Owning a dog - any dog - is a colossal responsibility. Any owner who doubts that did not see the remorse of a young man in South Auckland this week after his 7-year-old nephew received more than 100 stitches and had a metal plate inserted into his fractured cheek and nose. Henare Carroll blamed himself, not his pit bull that attacked his nephew in his garage last Saturday when the boy jumped on a bed to play PlayStation. Then, on Tuesday, a pregnant young woman in Christchurch was attacked by a staffordshire-cross that ought to have been under the control of her house-mate. The woman was bitten on her legs, feet and forearm before a neighbour, hearing her screams, managed to distract the dog long enough for her to get inside her house.

This has been a bad week for dog attacks, but statistics suggest it is not unusual. Two studies by New Zealand medical professionals last year found dog-bite injuries average two a day. Nearly 100,000 bites were recorded nationally in the 10 years to 2014, of which 5800 required hospital treatment. Over the past five years, 2500 charges were laid under the Dog Control Act, resulting in just over 350 destruction orders. The prosecution figure bears comparison with the injuries receiving hospital attention but the number of destruction orders seems too low.

The reluctance to issue death sentences no doubt reflects the philosophy that it is not the dog that is dangerous, but the owner. Pups need to be trained and socialised to be around people. They need attention and daily exercise. Confined and neglected or treated cruelly, any dog will be dangerous. But the frequency of reported attacks by certain breeds suggests they are simply not safe to own. Four breeds have been banned from being brought into New Zealand, but not much has been done about cross-breeds within the country.

Some owners will attest that their pet is as placid as any canine breed can be, but that is not saying very much.

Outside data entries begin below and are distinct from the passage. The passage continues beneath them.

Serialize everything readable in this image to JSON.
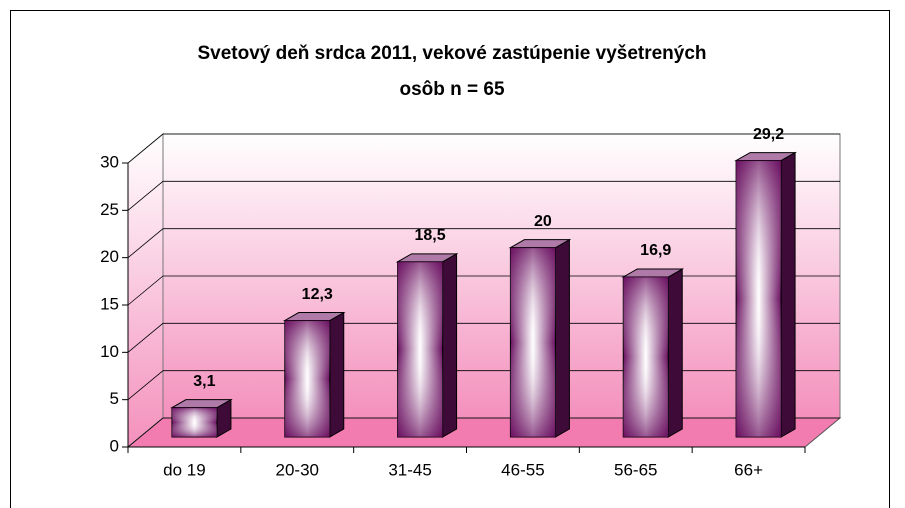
{
  "chart_data": {
    "type": "bar3d",
    "title": "Svetový deň srdca 2011, vekové zastúpenie vyšetrených osôb n = 65",
    "categories": [
      "do 19",
      "20-30",
      "31-45",
      "46-55",
      "56-65",
      "66+"
    ],
    "values": [
      3.1,
      12.3,
      18.5,
      20,
      16.9,
      29.2
    ],
    "value_labels": [
      "3,1",
      "12,3",
      "18,5",
      "20",
      "16,9",
      "29,2"
    ],
    "color": "#7a1a6e",
    "ylim": [
      0,
      30
    ],
    "yticks": [
      0,
      5,
      10,
      15,
      20,
      25,
      30
    ],
    "grid": true
  }
}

Many an owner of a normally docile dog knows it is not completely reliable in certain situations or around small children. Many, if they are honest with themselves, would have read or seen reports of the tragedy in Takanini last Saturday and said, "There but for fortune ..." So what can be done to ensure no more children need their face reconstructed or carry a scar for life?


Successive governments have answered that question by banning certain breeds, imposing greater responsibilities on owners and sponsoring education programmes. Schools are supposed to be teaching children how not to act around a dog. One study has concluded three-quarters of injuries to children were suffered after the child engaged with the dog. Owners need to keep their dogs under close control around children and parents need to be vigilant when a dog is around.

It is a pity these precautions are necessary for an animal that otherwise makes the best of pets. If the need for such precautions dissuades more people from keeping a dog in an urban environment, perhaps it should.